The resolution approved by San Francisco condemns the Hamas attack as well as actions by the Israeli government led by Prime Minister Benjamin Netanyahu. It condemns rhetoric and attacks that are antisemitic, anti-Palestinian, Islamophobic or xenophobic.

The original resolution introduced by Supervisor Dean Preston in December, who is also Jewish, included the same sentiments but also had more detail of calls for a cease-fire.
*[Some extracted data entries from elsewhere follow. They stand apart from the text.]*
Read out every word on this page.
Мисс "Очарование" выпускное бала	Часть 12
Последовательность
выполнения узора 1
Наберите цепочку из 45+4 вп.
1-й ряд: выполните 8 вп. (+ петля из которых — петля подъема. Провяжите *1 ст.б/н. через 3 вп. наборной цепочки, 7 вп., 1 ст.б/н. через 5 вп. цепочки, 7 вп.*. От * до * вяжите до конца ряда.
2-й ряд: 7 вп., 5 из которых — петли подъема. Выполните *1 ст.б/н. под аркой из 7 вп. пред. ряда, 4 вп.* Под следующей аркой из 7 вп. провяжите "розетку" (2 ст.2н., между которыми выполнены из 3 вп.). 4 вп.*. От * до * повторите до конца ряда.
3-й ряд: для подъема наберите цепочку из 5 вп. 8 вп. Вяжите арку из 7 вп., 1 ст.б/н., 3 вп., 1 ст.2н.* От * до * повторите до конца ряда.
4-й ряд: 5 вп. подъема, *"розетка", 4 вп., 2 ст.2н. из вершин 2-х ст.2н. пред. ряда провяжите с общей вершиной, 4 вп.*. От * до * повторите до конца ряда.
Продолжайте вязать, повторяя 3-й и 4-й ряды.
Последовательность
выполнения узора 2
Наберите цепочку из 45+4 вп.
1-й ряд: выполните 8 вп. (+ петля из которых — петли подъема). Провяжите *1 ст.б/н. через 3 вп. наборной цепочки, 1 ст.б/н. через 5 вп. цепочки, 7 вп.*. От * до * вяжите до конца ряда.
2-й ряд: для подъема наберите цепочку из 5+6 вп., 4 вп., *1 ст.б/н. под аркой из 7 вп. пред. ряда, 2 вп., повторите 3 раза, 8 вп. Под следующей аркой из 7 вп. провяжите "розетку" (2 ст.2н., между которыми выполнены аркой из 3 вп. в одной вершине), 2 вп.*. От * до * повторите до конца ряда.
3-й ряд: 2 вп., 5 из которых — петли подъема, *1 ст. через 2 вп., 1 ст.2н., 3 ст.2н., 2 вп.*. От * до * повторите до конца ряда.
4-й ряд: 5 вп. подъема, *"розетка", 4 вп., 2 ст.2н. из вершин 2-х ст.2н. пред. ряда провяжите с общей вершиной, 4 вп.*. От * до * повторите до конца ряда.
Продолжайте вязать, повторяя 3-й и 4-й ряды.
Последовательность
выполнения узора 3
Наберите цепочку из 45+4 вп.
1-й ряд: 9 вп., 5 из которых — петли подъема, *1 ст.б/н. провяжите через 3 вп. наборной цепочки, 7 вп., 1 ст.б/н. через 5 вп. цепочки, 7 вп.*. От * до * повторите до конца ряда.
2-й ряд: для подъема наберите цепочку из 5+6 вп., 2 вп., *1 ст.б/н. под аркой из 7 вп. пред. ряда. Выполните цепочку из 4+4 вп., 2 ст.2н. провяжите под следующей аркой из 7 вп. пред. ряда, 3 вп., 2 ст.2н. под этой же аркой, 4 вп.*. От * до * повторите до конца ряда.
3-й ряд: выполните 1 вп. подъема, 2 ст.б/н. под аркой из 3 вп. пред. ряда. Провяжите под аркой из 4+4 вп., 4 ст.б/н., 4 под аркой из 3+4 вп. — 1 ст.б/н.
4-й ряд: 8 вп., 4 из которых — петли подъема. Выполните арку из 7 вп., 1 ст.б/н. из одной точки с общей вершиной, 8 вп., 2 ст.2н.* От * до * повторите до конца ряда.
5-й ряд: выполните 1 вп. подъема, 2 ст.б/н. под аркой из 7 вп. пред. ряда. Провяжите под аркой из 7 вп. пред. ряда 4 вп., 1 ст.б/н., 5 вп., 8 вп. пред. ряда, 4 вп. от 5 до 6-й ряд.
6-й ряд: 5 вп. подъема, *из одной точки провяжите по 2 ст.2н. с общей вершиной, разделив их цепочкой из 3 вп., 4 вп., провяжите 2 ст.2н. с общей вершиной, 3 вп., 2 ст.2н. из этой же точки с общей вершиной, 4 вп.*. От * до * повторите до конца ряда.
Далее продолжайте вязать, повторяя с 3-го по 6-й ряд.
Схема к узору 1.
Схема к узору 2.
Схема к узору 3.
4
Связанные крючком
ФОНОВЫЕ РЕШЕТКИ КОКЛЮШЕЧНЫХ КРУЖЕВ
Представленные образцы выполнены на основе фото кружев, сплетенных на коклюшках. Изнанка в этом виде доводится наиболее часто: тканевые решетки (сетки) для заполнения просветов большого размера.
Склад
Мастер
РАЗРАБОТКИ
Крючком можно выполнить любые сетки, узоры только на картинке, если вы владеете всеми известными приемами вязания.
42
His bill co-sponsor was Hillary Ronen, a supervisor whose father served in the Israeli Defense Forces.

Neither version went far enough in explicitly condemning atrocities committed by Hamas, said Supervisor Matt Dorsey, who voted no. “To do otherwise, in my view, would send a dangerous and unthinkable message that terrorism works,” he said.

Cease-fire supporters in the audience booed when he brought up documentation by Hamas militants of rape, brutality and mutilation against women in their attack, prompting Peskin to admonish the crowd to “chill out and let everybody speak.”

Supervisors said the issue has sparked an avalanche of calls and emails to their offices.

Cease-fire supporters, which include Palestinians and Jewish people, have called the resolution a common-sense stand against genocide and a declaration of the value of Palestinian lives. Opponents, including people who are Jewish, have said such resolutions are one-sided and stoke antisemitism.

In an interview before the vote, Preston acknowledged that the initial board reaction to the cease-fire resolution was mixed with supervisors resistant to taking up what has become a politically loaded issue. But momentum grew as the war continued, he said.

He also said local politicians should speak up because they have constituents who are affected and those people can’t necessarily make their voices heard in Congress.

“Everyone is feeling this locally, the pain and the grief and loss,” he said. “It is a major issue not just in the daily lives of people in the Middle East, but in the daily lives of people in our city.”